Le document est tourné vers l’avenir car les Participants de l’ARF (l’original utilise une majuscule pour ce mot) sont déterminés à renforcer davantage la coopération dans la réponse aux nouveaux défis de sécurité traditionnels et non traditionnels, notamment par le partage d’informations, la sensibilisation, ainsi que la capacité  de mesures de construction.

 

En outre, les participants de l’ARF s’engagent à une coopération concrète et pratique pour résoudre les problèmes d’intérêt commun, en vue de renforcer les capacités, de développer l’expertise et d’améliorer la coordination dans les domaines qui peuvent contribuer aux objectifs de sécurité collective de la région.

 

Dans le même contexte, l’ARF est prête à mener des mesures de confiance et de diplomatie préventive plus concrètes et plus efficaces, afin de promouvoir le respect mutuel, le dialogue et la concertation, ainsi qu’une culture de paix et de non-violence, qui peuvent contribuer à éviter les malentendus et erreur de calcul, promouvoir les buts et principes inscrits dans la Charte de l’ASEAN et soutenir le multilatéralisme fondé sur les principes énoncés dans la Charte des Nations Unies et sur la base du droit international.

 

Il est instructif de noter que l’ARF souhaite «soutenir la centralité de l’ASEAN en tant que force motrice dans le maintien d’une architecture régionale ouverte, transparente et inclusive basée sur les principes du droit international ».

 

Sans être plus précis, l’ARF a l’intention d’explorer de nouveaux domaines de coopération possibles, conformément à son objectif de promouvoir la confiance et le respect mutuels et les avantages mutuels, contribuant ainsi à la paix, à la stabilité, à la prospérité et à la durabilité à long terme.

 

Le dernier paragraphe du dispositif du document analysé contient l’engagement fondamental de « Promouvoir la coopération dans les initiatives de consolidation de la paix, notamment en encourageant la participation des femmes et des jeunes aux processus de paix, favoriser le partage d’expériences, les meilleures pratiques, le renforcement des capacités et la collaboration sur les questions politiques et de sécurité , questions d’intérêt et de préoccupation communs, y compris l’aide humanitaire et les actions de déminage en vue de parvenir à la paix, à la stabilité, à la prospérité et à la durabilité dans la région et au-delà ».

 

Mise en œuvre ?

 

Les résultats de la 77e session de l’Assemblée générale des Nations Unies devraient démontrer dans quelle mesure les engagements du ARF sont réalisables.

 

Dans un monde caractérisé par des vulnérabilités, des perplexités et des discontinuités mondiales, la diplomatie ne peut pas générer de miracles.

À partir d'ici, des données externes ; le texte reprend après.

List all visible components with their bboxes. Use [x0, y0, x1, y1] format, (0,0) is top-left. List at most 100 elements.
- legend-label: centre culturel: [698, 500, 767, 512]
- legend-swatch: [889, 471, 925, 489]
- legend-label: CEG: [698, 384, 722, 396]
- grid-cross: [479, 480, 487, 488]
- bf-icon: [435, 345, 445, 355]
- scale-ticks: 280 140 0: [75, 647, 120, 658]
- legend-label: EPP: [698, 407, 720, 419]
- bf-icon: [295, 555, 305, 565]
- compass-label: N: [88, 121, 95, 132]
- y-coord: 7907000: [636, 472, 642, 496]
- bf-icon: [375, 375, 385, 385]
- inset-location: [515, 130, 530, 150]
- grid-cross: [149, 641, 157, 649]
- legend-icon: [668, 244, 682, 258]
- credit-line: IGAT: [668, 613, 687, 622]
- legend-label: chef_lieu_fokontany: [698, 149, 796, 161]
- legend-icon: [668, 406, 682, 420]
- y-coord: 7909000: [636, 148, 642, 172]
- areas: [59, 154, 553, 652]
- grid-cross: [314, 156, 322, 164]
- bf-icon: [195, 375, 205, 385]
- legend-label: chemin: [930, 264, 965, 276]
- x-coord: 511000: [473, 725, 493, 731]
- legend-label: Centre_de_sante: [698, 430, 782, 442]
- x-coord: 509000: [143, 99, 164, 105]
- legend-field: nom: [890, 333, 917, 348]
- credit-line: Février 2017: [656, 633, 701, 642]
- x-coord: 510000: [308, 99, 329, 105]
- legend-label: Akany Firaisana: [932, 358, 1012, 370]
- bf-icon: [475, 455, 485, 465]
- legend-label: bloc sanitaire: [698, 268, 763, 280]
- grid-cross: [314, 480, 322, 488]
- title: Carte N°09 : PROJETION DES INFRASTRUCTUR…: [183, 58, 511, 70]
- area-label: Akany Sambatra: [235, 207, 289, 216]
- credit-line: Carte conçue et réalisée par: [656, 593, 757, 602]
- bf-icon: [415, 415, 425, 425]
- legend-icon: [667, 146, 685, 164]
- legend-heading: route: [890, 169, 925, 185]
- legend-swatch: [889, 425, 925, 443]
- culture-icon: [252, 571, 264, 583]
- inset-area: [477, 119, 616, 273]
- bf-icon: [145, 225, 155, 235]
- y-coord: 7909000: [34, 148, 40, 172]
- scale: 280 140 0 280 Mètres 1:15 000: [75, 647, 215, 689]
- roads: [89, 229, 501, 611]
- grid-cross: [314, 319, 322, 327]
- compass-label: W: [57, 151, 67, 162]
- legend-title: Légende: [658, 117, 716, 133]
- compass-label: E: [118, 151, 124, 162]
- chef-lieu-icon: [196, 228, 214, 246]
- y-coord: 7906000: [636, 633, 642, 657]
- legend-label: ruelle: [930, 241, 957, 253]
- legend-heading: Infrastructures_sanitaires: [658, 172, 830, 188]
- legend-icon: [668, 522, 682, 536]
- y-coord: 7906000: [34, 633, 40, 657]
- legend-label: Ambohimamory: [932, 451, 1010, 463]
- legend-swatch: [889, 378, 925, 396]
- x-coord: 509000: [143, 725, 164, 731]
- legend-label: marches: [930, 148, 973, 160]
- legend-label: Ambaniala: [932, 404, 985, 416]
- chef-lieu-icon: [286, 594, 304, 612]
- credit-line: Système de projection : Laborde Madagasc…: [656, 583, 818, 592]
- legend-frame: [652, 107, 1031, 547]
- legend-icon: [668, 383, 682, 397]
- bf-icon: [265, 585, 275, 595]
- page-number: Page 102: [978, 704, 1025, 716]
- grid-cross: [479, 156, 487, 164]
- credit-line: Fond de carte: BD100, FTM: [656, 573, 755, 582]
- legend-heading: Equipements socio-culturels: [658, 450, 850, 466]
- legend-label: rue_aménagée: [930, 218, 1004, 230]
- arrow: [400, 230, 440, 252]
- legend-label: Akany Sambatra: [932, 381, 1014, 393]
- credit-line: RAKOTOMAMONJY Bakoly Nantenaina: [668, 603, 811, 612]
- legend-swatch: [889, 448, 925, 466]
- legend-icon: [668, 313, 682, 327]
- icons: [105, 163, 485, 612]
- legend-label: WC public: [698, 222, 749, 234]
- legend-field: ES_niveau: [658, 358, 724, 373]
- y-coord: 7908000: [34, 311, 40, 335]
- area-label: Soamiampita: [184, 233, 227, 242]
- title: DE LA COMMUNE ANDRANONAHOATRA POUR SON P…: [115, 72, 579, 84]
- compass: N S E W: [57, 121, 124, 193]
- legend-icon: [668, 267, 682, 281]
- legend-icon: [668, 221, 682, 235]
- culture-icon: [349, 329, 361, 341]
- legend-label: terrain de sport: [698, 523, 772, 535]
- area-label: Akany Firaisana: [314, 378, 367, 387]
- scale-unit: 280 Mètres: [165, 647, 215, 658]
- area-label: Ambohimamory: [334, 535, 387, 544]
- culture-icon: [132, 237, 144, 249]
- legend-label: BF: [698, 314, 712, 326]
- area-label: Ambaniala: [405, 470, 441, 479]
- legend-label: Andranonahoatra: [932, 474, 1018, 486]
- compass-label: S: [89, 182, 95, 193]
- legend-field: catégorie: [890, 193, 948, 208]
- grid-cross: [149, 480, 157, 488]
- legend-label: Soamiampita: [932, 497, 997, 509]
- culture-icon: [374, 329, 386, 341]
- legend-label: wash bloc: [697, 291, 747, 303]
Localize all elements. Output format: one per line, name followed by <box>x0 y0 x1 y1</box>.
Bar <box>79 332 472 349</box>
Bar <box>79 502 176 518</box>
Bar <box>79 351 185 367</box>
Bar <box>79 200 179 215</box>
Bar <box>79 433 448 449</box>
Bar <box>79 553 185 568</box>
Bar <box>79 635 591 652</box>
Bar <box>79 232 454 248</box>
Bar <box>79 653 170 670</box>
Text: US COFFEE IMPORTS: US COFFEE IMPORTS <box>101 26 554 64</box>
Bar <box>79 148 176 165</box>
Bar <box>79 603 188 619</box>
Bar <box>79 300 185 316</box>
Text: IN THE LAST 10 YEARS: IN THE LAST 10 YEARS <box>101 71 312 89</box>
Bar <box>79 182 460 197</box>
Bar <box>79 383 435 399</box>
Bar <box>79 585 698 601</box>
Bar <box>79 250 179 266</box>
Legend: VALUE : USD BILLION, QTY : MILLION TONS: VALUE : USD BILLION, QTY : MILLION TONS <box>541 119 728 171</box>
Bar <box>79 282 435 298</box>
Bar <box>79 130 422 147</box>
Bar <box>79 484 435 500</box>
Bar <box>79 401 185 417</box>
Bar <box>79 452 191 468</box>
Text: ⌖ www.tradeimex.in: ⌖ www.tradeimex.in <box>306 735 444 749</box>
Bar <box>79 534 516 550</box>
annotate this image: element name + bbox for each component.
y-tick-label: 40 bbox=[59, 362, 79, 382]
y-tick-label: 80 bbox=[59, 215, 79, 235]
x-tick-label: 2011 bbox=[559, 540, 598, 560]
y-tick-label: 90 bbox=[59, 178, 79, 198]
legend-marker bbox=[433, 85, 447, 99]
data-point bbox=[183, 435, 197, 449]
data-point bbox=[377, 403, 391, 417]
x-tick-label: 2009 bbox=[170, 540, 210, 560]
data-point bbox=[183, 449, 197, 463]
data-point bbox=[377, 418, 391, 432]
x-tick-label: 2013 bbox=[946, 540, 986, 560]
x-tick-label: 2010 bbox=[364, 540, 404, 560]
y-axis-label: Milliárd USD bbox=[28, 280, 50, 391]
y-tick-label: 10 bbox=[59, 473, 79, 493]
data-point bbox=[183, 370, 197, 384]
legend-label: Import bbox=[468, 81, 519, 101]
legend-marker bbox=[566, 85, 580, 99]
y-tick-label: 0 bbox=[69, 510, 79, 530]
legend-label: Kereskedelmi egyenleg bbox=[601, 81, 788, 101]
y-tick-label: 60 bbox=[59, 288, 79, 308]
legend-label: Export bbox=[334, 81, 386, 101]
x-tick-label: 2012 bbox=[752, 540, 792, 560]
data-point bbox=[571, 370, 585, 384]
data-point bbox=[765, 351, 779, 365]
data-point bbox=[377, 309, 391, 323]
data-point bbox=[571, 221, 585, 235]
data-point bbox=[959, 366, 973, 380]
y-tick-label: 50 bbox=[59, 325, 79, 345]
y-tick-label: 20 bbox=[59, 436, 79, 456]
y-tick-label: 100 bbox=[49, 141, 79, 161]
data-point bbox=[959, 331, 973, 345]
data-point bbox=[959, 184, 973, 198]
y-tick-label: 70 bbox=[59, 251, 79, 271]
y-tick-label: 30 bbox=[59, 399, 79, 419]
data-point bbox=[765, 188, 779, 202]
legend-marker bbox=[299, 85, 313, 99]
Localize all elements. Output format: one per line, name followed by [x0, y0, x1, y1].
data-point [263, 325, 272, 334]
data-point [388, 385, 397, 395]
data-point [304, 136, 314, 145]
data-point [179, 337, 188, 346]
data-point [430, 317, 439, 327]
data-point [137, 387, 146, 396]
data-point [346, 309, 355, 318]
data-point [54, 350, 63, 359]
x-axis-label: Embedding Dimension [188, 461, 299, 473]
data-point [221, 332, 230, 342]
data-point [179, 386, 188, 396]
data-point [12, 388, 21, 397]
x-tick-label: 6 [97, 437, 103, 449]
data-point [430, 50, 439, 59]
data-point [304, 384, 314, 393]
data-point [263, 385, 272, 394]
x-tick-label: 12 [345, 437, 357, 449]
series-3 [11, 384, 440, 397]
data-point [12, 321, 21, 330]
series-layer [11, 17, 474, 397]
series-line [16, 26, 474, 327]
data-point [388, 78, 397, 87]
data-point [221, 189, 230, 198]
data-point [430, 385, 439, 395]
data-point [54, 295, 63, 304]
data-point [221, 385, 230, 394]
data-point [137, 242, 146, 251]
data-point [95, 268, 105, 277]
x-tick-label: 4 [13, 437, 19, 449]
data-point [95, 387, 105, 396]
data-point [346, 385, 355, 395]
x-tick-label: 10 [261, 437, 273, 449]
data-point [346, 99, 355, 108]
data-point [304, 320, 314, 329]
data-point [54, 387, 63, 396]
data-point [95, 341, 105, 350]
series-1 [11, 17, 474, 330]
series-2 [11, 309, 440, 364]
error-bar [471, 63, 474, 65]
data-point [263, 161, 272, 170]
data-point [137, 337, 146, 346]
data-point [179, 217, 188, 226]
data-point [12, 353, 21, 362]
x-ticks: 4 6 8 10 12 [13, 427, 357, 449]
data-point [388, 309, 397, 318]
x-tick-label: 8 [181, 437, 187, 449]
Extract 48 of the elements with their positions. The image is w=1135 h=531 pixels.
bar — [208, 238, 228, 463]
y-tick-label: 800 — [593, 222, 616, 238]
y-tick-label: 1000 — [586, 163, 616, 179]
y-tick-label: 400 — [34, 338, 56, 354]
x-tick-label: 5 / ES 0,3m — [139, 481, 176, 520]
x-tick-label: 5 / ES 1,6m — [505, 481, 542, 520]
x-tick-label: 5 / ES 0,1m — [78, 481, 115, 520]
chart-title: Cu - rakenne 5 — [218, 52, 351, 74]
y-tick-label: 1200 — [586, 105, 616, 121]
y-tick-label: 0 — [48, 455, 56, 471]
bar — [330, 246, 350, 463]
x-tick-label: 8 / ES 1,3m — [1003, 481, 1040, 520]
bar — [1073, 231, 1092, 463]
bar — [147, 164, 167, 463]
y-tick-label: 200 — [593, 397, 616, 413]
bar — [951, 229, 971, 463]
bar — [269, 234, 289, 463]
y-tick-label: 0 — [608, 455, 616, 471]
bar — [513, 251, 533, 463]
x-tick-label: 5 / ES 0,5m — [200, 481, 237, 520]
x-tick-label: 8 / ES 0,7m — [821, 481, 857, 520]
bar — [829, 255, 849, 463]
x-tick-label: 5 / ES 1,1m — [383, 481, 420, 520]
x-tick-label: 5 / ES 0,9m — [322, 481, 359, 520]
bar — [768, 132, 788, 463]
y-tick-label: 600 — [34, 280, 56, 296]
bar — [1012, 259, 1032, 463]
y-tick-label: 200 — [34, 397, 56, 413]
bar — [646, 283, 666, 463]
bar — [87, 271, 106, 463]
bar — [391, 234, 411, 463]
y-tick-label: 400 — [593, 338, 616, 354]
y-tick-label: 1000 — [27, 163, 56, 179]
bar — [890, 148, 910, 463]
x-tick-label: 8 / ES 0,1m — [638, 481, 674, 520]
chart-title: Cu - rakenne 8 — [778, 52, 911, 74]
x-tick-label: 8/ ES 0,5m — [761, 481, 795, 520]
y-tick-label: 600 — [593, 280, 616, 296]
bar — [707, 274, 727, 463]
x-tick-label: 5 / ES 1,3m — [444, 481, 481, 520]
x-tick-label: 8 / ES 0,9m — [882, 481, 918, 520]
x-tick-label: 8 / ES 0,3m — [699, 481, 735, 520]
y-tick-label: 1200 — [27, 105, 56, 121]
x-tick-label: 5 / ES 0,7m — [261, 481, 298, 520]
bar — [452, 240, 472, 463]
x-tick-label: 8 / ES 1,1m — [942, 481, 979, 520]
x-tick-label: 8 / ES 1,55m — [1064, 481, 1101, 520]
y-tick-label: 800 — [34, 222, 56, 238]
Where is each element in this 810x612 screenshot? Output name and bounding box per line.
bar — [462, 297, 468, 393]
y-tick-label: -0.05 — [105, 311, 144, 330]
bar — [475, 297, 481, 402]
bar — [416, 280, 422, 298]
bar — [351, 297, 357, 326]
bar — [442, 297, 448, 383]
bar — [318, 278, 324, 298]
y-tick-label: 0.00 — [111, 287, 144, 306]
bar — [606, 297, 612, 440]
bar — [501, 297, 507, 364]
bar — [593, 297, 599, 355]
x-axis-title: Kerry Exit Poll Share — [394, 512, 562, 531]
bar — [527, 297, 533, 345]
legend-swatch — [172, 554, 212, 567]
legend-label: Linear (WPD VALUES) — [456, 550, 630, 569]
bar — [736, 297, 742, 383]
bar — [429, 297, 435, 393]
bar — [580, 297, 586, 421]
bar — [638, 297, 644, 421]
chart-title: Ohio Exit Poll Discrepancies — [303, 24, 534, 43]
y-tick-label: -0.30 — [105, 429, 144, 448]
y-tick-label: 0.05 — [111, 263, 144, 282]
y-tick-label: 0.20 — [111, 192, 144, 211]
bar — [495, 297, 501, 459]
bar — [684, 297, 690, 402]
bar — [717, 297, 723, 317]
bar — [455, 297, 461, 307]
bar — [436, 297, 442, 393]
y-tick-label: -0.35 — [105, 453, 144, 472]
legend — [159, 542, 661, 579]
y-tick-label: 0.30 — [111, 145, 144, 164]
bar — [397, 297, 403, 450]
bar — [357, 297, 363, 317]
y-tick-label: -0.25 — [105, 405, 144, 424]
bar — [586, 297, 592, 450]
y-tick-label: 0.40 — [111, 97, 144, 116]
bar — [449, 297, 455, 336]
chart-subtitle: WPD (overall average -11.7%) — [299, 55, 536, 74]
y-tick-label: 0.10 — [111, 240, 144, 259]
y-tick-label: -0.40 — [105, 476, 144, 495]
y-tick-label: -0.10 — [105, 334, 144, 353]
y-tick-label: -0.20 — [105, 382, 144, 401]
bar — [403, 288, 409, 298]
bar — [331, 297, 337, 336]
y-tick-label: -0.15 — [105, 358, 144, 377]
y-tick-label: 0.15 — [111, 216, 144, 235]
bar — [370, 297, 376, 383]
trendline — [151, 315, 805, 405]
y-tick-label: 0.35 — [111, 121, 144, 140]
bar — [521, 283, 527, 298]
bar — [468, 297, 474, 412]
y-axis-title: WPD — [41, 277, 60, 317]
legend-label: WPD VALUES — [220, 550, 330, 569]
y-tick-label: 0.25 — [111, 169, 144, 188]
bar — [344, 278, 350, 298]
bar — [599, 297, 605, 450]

C’est une réalité troublante que le devoir de solidarité au niveau interrégional ne soit pas traité comme un préalable impératif d’une globalisation à visage humain.

 

Cependant, si l’ARF prend son mandat au sérieux et est guidée par une véritable solidarité interrégionale, (non mentionnée dans le document considéré ci-dessus), un optimisme modéré peut émerger et être visible dans un avenir qui ne peut être prédit actuellement.